What else could we do in the face of this mess? We were going to be fired. The next cleancrew would follow orders and eliminate the giant turtle. But at least we’d given Calypso some time.

Dust or something hit my eyes hard. I rubbed them hard as I prepped our departure.

Ana’s tablet beeped with a message, and she squealed. “Hold on! People saw my posts! There’s a Save Calypso movement! They’ve already raised enough money to buy the planet.”

“Well, damn.” I felt it then, as my back straightened and didn’t even twitch. Call it a janitor’s intuition that this whole mess would clean up well with a happy ending.

The story behind the story

Carol Scheina reveals the inspiration behind Clean-up on Planet 9.

As humanity innovates, the messes we create change as well. It wasn’t that long ago that the world didn’t need to worry about oil spills, orbital debris, nuclear waste or even how to properly dispose of our LED bulbs and old computers.

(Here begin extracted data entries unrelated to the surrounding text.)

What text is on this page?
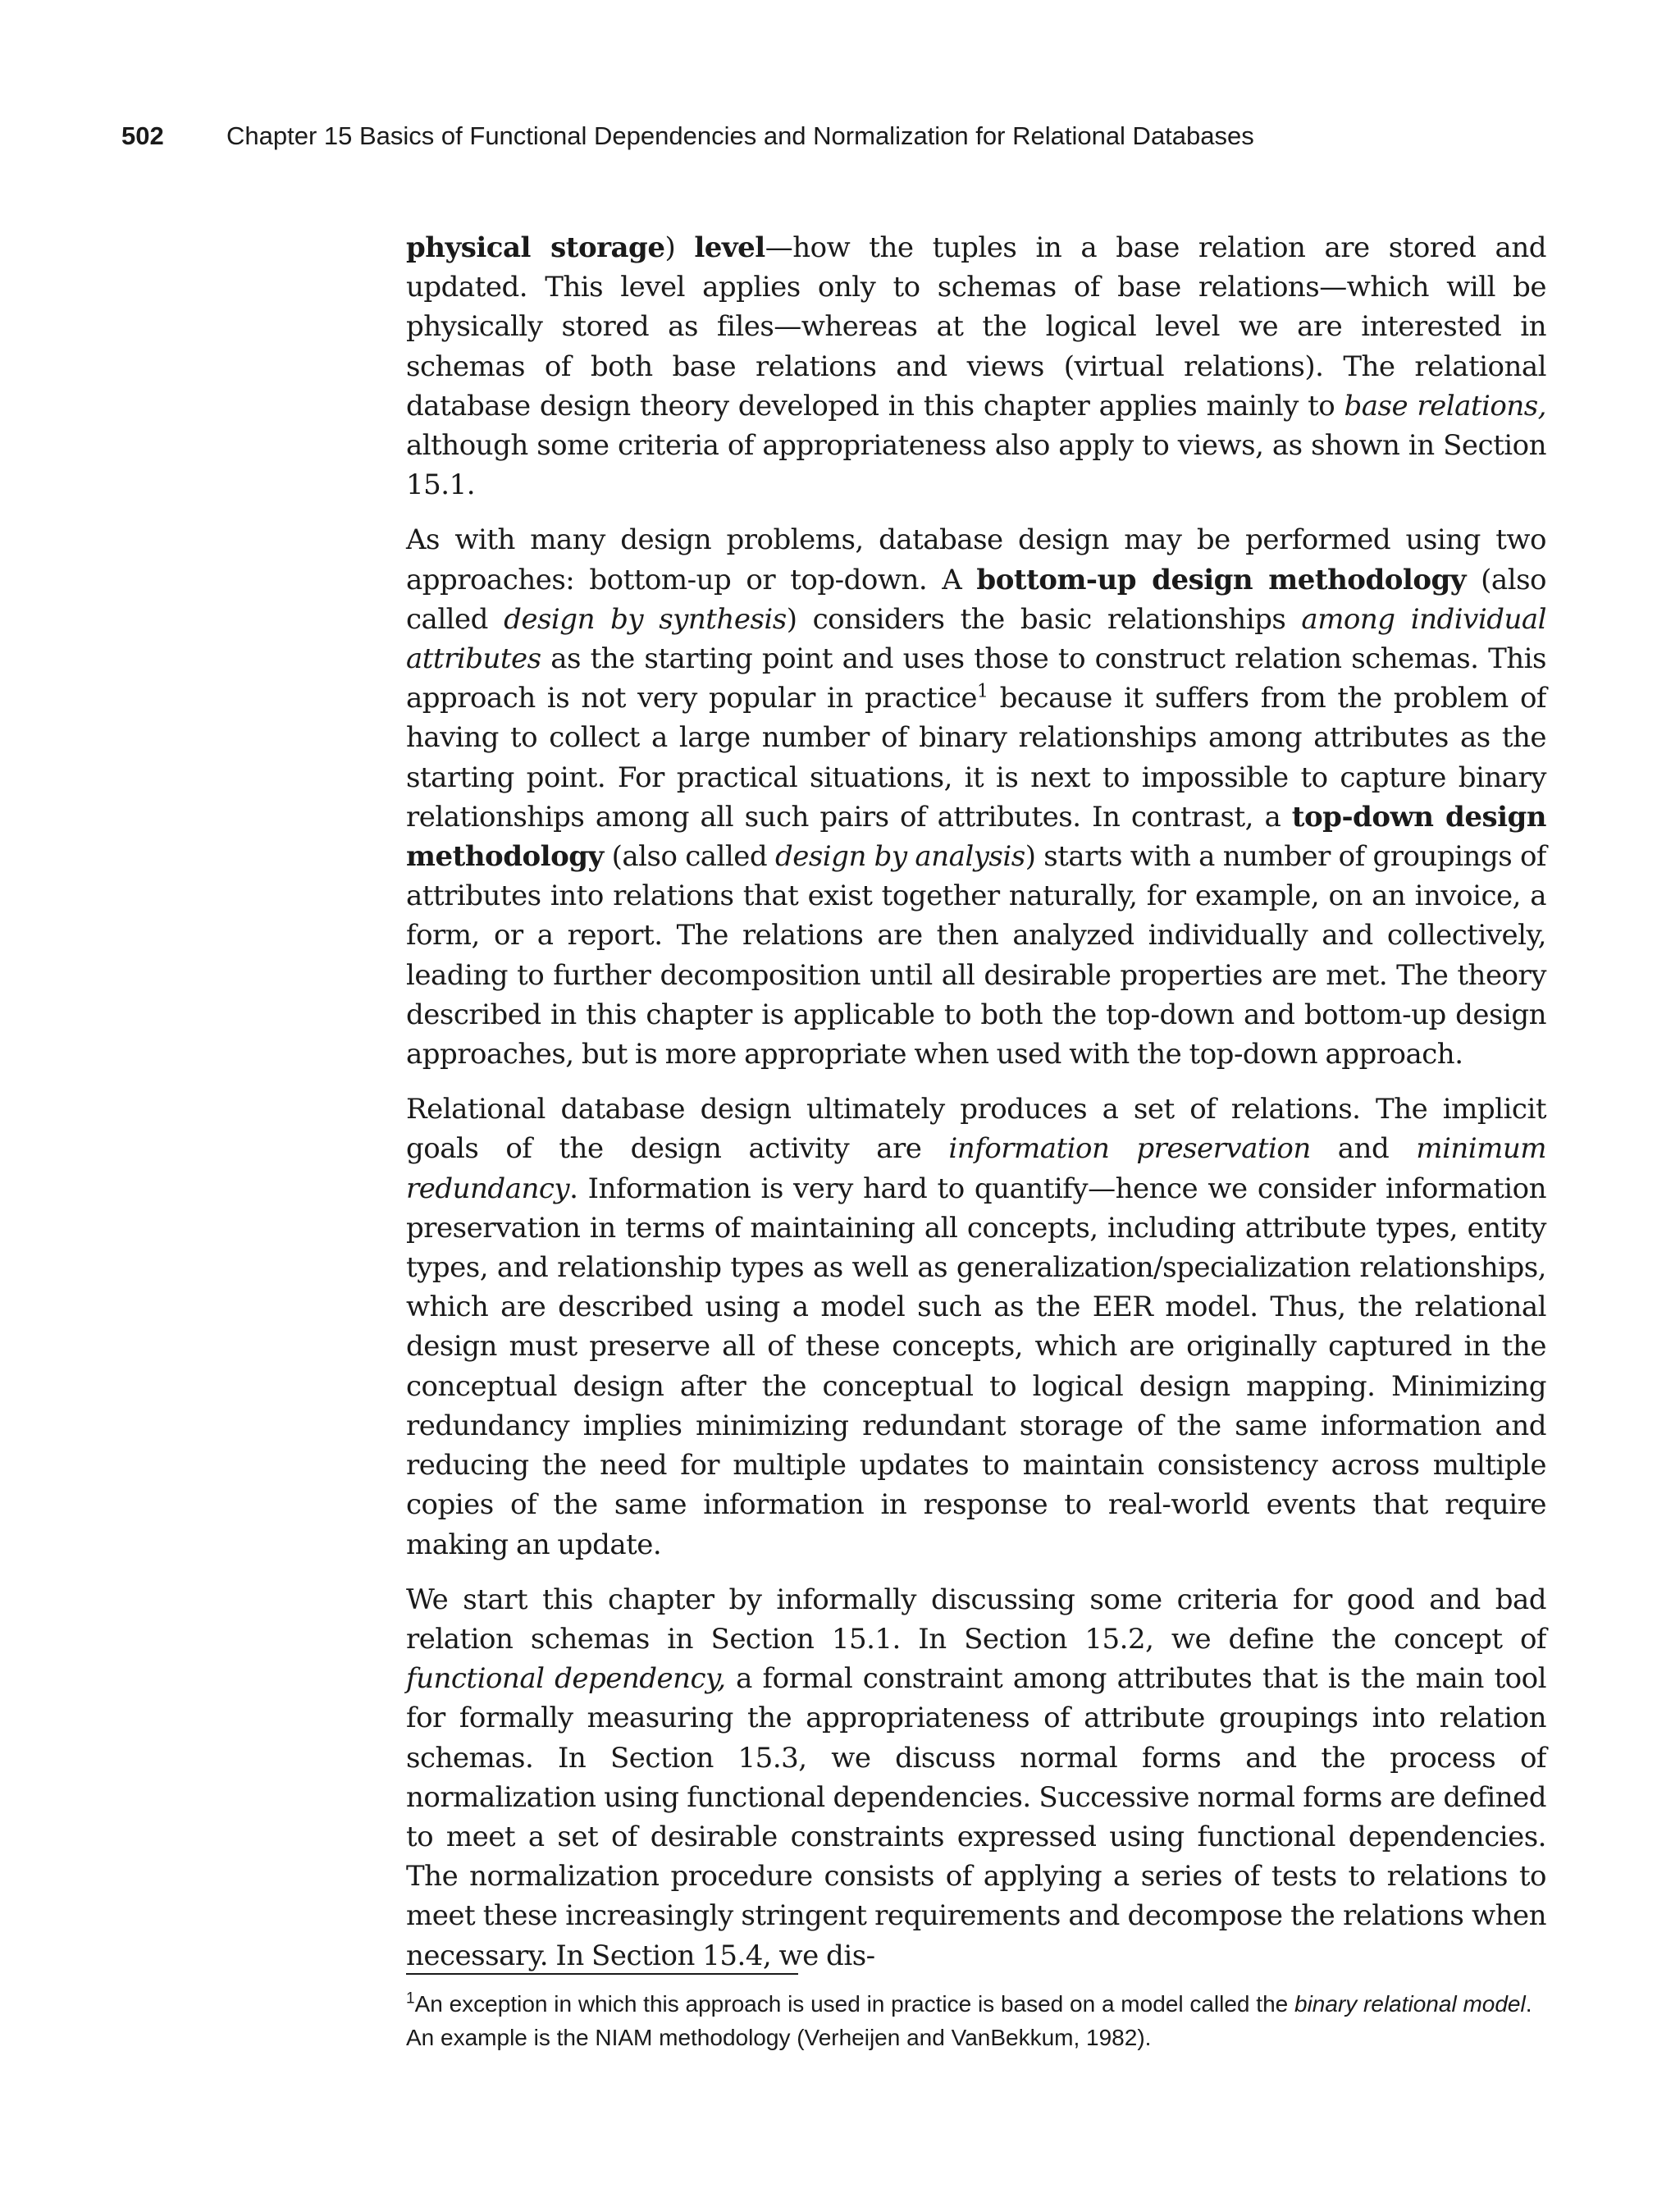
502 Chapter 15 Basics of Functional Dependencies and Normalization for Relational Databases

physical storage) level—how the tuples in a base relation are stored and updated. This level applies only to schemas of base relations—which will be physically stored as files—whereas at the logical level we are interested in schemas of both base relations and views (virtual relations). The relational database design theory developed in this chapter applies mainly to base relations, although some criteria of appropriateness also apply to views, as shown in Section 15.1.

As with many design problems, database design may be performed using two approaches: bottom-up or top-down. A bottom-up design methodology (also called design by synthesis) considers the basic relationships among individual attributes as the starting point and uses those to construct relation schemas. This approach is not very popular in practice$^1$ because it suffers from the problem of having to collect a large number of binary relationships among attributes as the starting point. For practical situations, it is next to impossible to capture binary relationships among all such pairs of attributes. In contrast, a top-down design methodology (also called design by analysis) starts with a number of groupings of attributes into relations that exist together naturally, for example, on an invoice, a form, or a report. The relations are then analyzed individually and collectively, leading to further decomposition until all desirable properties are met. The theory described in this chapter is applicable to both the top-down and bottom-up design approaches, but is more appropriate when used with the top-down approach.

Relational database design ultimately produces a set of relations. The implicit goals of the design activity are information preservation and minimum redundancy. Information is very hard to quantify—hence we consider information preservation in terms of maintaining all concepts, including attribute types, entity types, and relationship types as well as generalization/specialization relationships, which are described using a model such as the EER model. Thus, the relational design must preserve all of these concepts, which are originally captured in the conceptual design after the conceptual to logical design mapping. Minimizing redundancy implies minimizing redundant storage of the same information and reducing the need for multiple updates to maintain consistency across multiple copies of the same information in response to real-world events that require making an update.

We start this chapter by informally discussing some criteria for good and bad relation schemas in Section 15.1. In Section 15.2, we define the concept of functional dependency, a formal constraint among attributes that is the main tool for formally measuring the appropriateness of attribute groupings into relation schemas. In Section 15.3, we discuss normal forms and the process of normalization using functional dependencies. Successive normal forms are defined to meet a set of desirable constraints expressed using functional dependencies. The normalization procedure consists of applying a series of tests to relations to meet these increasingly stringent requirements and decompose the relations when necessary. In Section 15.4, we dis-

$^1$An exception in which this approach is used in practice is based on a model called the binary relational model. An example is the NIAM methodology (Verheijen and VanBekkum, 1982).
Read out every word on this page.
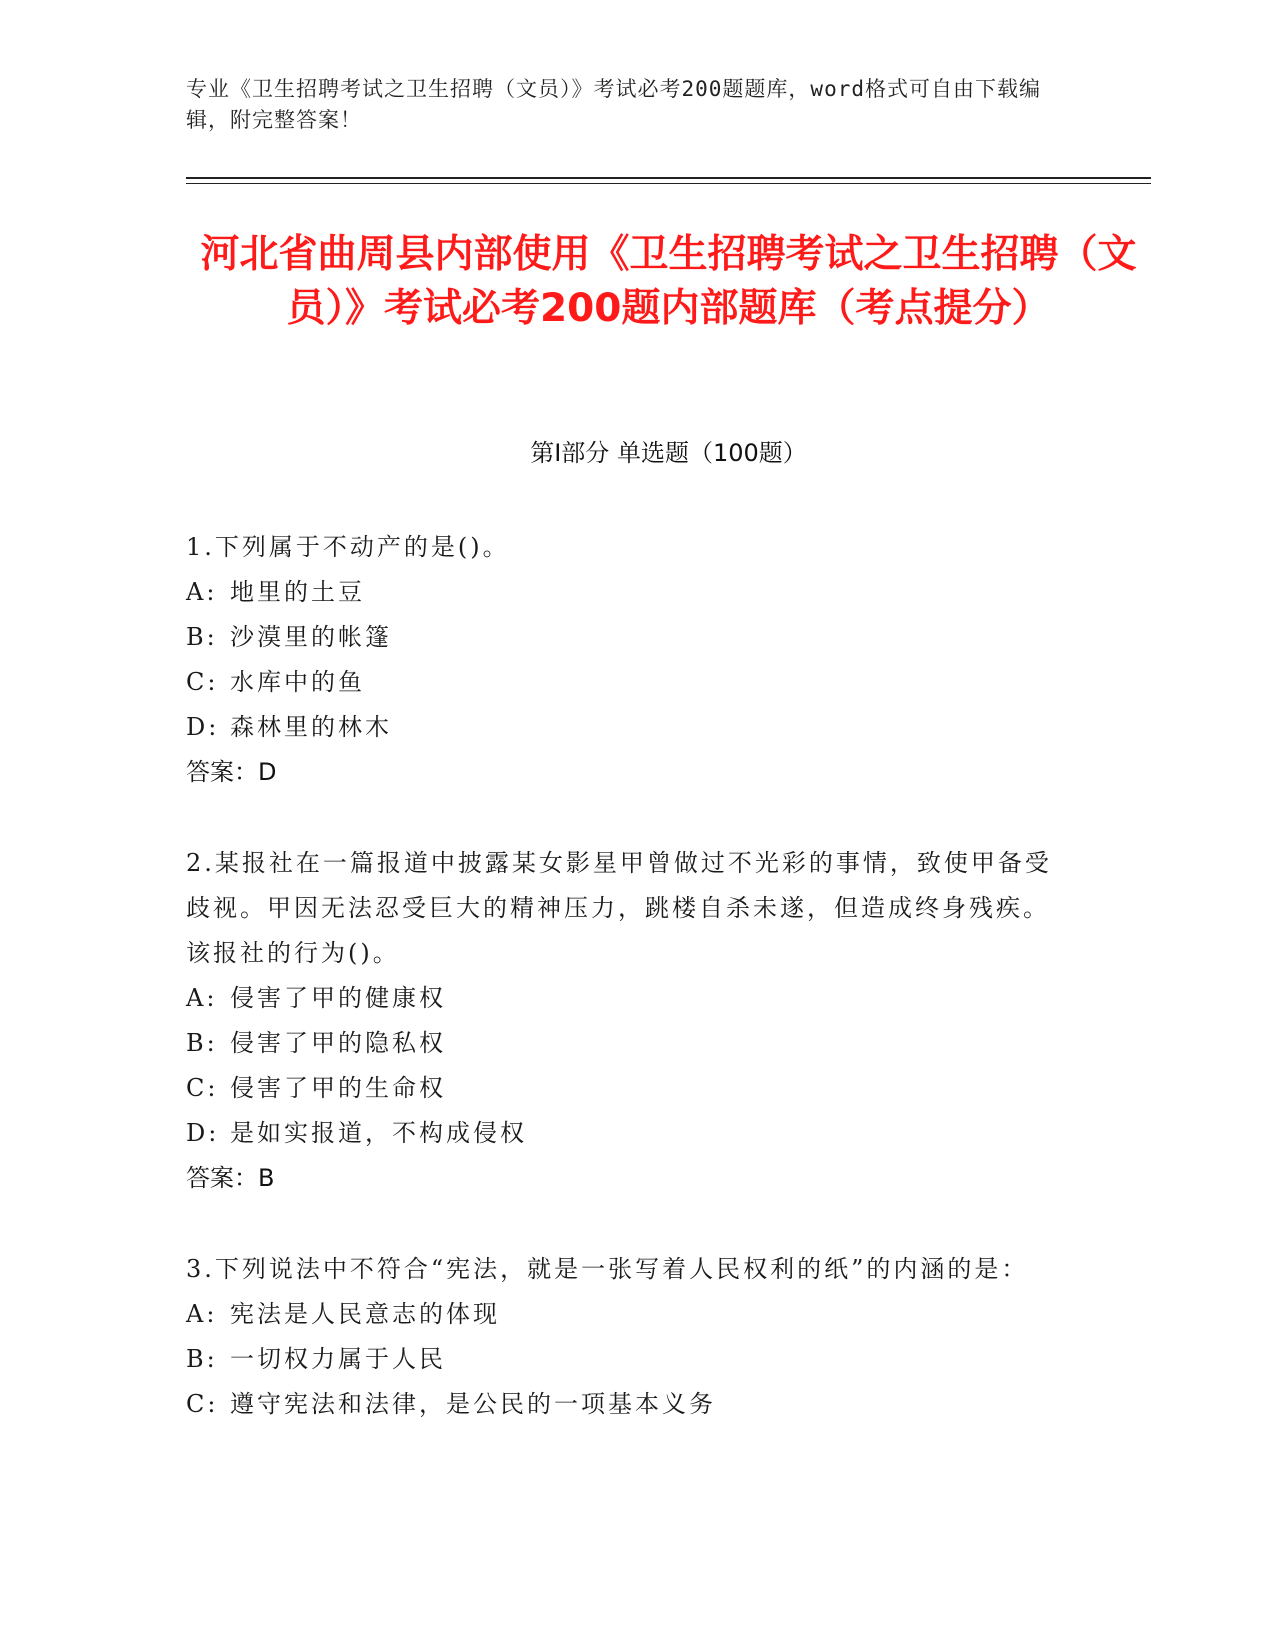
专业《卫生招聘考试之卫生招聘（文员）》考试必考200题题库，word格式可自由下载编辑，附完整答案！
河北省曲周县内部使用《卫生招聘考试之卫生招聘（文员）》考试必考200题内部题库（考点提分）
第Ⅰ部分 单选题（100题）
1.下列属于不动产的是()。
A: 地里的土豆
B: 沙漠里的帐篷
C: 水库中的鱼
D: 森林里的林木
答案：D
2.某报社在一篇报道中披露某女影星甲曾做过不光彩的事情，致使甲备受歧视。甲因无法忍受巨大的精神压力，跳楼自杀未遂，但造成终身残疾。该报社的行为()。
A: 侵害了甲的健康权
B: 侵害了甲的隐私权
C: 侵害了甲的生命权
D: 是如实报道，不构成侵权
答案：B
3.下列说法中不符合“宪法，就是一张写着人民权利的纸”的内涵的是：
A: 宪法是人民意志的体现
B: 一切权力属于人民
C: 遵守宪法和法律，是公民的一项基本义务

This story was inspired by my wondering what kinds of messes the future might bring, and who will clean them up. It’s also a tribute to the people who are helping to clean up our planet right now, from those rescuing wildlife following spills to those who ensure they recycle their old electronics. Every bit helps.

Calypso was a real, 500-pound turtle at the US National Aquarium, with three limbs and amazing grace and beauty as she swam through her tank. She passed away unexpectedly in 2020. The turtle in this story bears the same name in memory of her.